The Germans had quite a lot to be pissed off at by the time Hitler the war hero got involved in politics. While government officials and the ruling class, who held most of the power, viewed Hitler as a rabble-rousing thug, the middle class and the poor saw him as their savior. It didn’t help that Paul von Hindenburg publicly claimed that Germany didn’t lose the Great War to actual defeat, but to so-called “right-wingers” – among them Bolsheviks and Jews – who effectively stabbed Mother Germany in the back.
Hitler rode that sentiment to power. Once Nazism took hold, it exploded in popularity. There were millions of good Germans, but none of them stood up to the Nazis. The Treaty of Versailles gutted Germany’s military; the army was to have no more than 100,000 troops, they were banned from developing new weaponry, and the navy was reduced to a handful of ships and absolutely no submarines. Territory on both the East and West ends of Germany was taken by the Allies as buffer zones. If Germany tried to enter those areas – the Rhineland (defended by France) and Upper Silesia (defended by Poland) – the Allies were to immediately crush the German forces. Keeping all of this in mind it was hard even for good Germans to argue with Nazi propaganda.
While Nazism was on the rise in Germany, Hitler dreamed of finishing the Kaiser’s job and making Germany a massive superpower that ruled all of Europe. He wanted to annex Austria (a concept known as Anschluss), but his propaganda was first aimed at regaining territory that the Germans viewed as having been stolen from them. In 1936, Hitler sent German troops to re-militarize the Rhineland. German troops didn’t have tanks – most of them were either on foot or on bicycles, and most of them weren’t armed, but he wanted a dramatic show of power so the world would know that Germany was back. The French simply watched and did nothing with twelve whole battalions parked on the other side of the Rhine.

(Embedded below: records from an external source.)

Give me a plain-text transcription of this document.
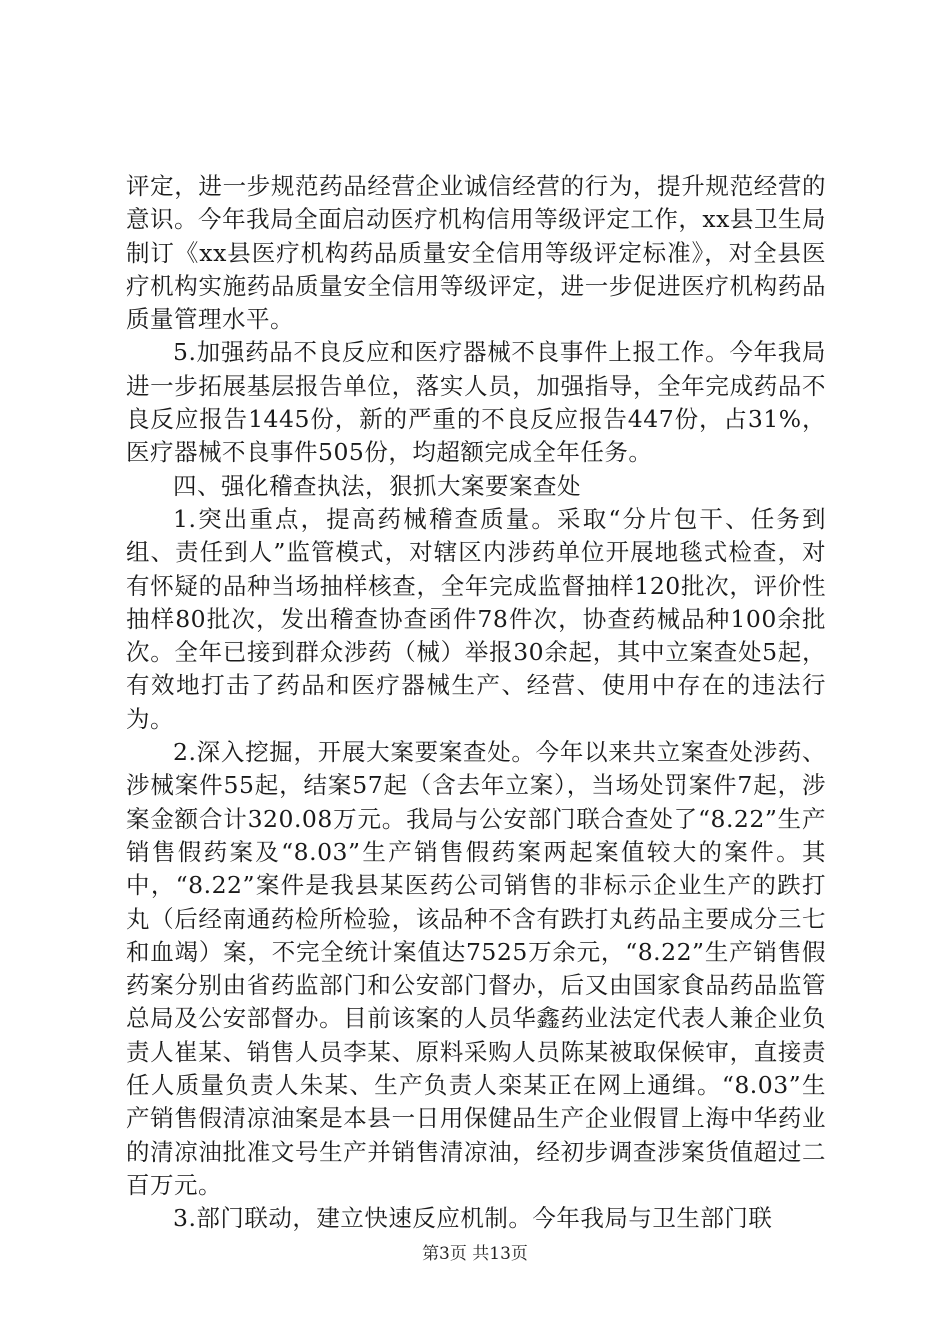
评定，进一步规范药品经营企业诚信经营的行为，提升规范经营的意识。今年我局全面启动医疗机构信用等级评定工作，xx县卫生局制订《xx县医疗机构药品质量安全信用等级评定标准》，对全县医疗机构实施药品质量安全信用等级评定，进一步促进医疗机构药品质量管理水平。

5.加强药品不良反应和医疗器械不良事件上报工作。今年我局进一步拓展基层报告单位，落实人员，加强指导，全年完成药品不良反应报告1445份，新的严重的不良反应报告447份，占31%，医疗器械不良事件505份，均超额完成全年任务。

四、强化稽查执法，狠抓大案要案查处

1.突出重点，提高药械稽查质量。采取“分片包干、任务到组、责任到人”监管模式，对辖区内涉药单位开展地毯式检查，对有怀疑的品种当场抽样核查，全年完成监督抽样120批次，评价性抽样80批次，发出稽查协查函件78件次，协查药械品种100余批次。全年已接到群众涉药（械）举报30余起，其中立案查处5起，有效地打击了药品和医疗器械生产、经营、使用中存在的违法行为。

2.深入挖掘，开展大案要案查处。今年以来共立案查处涉药、涉械案件55起，结案57起（含去年立案），当场处罚案件7起，涉案金额合计320.08万元。我局与公安部门联合查处了“8.22”生产销售假药案及“8.03”生产销售假药案两起案值较大的案件。其中，“8.22”案件是我县某医药公司销售的非标示企业生产的跌打丸（后经南通药检所检验，该品种不含有跌打丸药品主要成分三七和血竭）案，不完全统计案值达7525万余元，“8.22”生产销售假药案分别由省药监部门和公安部门督办，后又由国家食品药品监管总局及公安部督办。目前该案的人员华鑫药业法定代表人兼企业负责人崔某、销售人员李某、原料采购人员陈某被取保候审，直接责任人质量负责人朱某、生产负责人栾某正在网上通缉。“8.03”生产销售假清凉油案是本县一日用保健品生产企业假冒上海中华药业的清凉油批准文号生产并销售清凉油，经初步调查涉案货值超过二百万元。

3.部门联动，建立快速反应机制。今年我局与卫生部门联

第3页 共13页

This emboldened Hitler. Two years later, Anschluss was carried out. The Allies were worried, but not worried enough to use force. Hitler started stomping his feet over the Sudetenland, a small patch of land that had been given to Czechoslovakia; the Allies secretly met and agreed (without consulting the Czechs, mind you) to give the Sudetenland back to Germany. Hitler smiled and then attacked the rest of Czechoslovakia, taking it over very quickly.
The Allies still didn’t want to go to war. Hitler was not making his aims a state secret, but nobody wanted to fight. They kept thinking that if they just talked enough, Hitler would agree to peace. Neville Chamberlain returned from the Munich talks, held the signed Munich Agreement aloft, and proclaimed, “peace in our time!” Winston Churchill was trying to warn everyone in British parliament that Hitler would never stop and war was inevitable; for that crime, he was expelled from parliament.
The Allies promised Poland that they would fight at all costs to protect Poland from Nazi Germany. Then, just after being named TIME Magazine’s “Man of the Year”, Adolf Hitler ordered the takeover of Poland. France and Britain discovered then that Germany, which they thought had been all but de-fanged and unable to carry on a war, had been secretly building its arms and troop numbers.
All of a sudden, beliefs that peace was possible dissolved into the reality that war was upon them.